Thanks to the member of my staff who pointed me to Lorcan Dempsey's excellent piece in the December 2012 EDUCAUSE Review, "Thirteen Ways of Looking at Libraries, Discovery and the Catalog: Scale, Workflow, Attention." In this piece Dempsey, who now works for OCLC and used to work for JISC, synthesizes many ideas that he's previously developed on his blog. He also weaves in work from elsewhere, all in an effort to better understand the current status and potential evolution of the library catalog.
It's a meaty piece, best read closely to allow time for Dempsey's many ideas to germinate. The gestalt of the piece is a call to place old wine in new bottles. One fundamental contribution of librarianship is to provide the means of organizing and retrieving information objects--books, serials, maps, DVDs. etc. This has required classification schemes, union catalogs, MARC records...the entire cataloging apparatus.
All of that intellectual work is still valid and useful and important--this is the "old wine." But we haven't yet figured out to graft these principles onto the "new bottles" of born-digital objects. Library cataloging rules date from a time when you had to physically publish or manufacture a work.
Cataloging protocols evolved over centuries, so it will take a while to make a fundamental transition toward describing digital objects. (Just linking to web sites from within the catalog doesn't count.) This transition will only occur if librarians acknowledge the fundamental shift that Dempsey describes--that the library catalog, as a record of a locally selected and managed collection, will represent an ever-decreasing share of the user's information base.

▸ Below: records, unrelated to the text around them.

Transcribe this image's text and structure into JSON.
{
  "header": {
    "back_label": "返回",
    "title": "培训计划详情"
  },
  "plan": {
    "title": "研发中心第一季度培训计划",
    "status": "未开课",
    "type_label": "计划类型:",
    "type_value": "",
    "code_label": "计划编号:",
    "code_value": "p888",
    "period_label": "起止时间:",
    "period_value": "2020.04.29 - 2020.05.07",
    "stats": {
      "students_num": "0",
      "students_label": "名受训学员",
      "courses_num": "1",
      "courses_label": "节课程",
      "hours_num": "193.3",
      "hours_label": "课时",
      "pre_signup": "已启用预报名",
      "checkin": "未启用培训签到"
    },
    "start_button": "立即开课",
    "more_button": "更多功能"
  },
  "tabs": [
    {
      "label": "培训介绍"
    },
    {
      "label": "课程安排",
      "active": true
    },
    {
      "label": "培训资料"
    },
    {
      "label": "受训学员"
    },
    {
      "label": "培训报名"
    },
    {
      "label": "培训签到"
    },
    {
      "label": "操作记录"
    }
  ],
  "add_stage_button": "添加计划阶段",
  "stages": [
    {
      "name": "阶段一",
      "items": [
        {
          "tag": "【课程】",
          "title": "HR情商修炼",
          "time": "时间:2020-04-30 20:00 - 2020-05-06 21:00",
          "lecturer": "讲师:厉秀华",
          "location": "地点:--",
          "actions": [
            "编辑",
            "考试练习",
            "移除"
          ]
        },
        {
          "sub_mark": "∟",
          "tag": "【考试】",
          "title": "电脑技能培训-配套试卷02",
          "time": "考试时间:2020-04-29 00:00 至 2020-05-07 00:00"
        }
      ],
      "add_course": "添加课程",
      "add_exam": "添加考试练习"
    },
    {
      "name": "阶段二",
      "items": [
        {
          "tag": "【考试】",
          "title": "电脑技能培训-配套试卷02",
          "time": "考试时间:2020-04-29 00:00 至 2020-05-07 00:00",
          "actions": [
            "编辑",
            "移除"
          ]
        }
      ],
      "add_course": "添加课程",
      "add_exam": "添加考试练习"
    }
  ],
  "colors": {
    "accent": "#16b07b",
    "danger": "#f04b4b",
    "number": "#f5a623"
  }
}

Google, Wikipedia, Amazon, iTunes, Pandora--these are all information sources that library patrons have access to without any need to use the library. If we keep perfecting the catalog as we currently understand it, we'll eventually have a perfect catalog that nobody uses. It's better to embrace the world entire, both in and outside our walls, and give what's floating online the organization and curation it so desperately needs.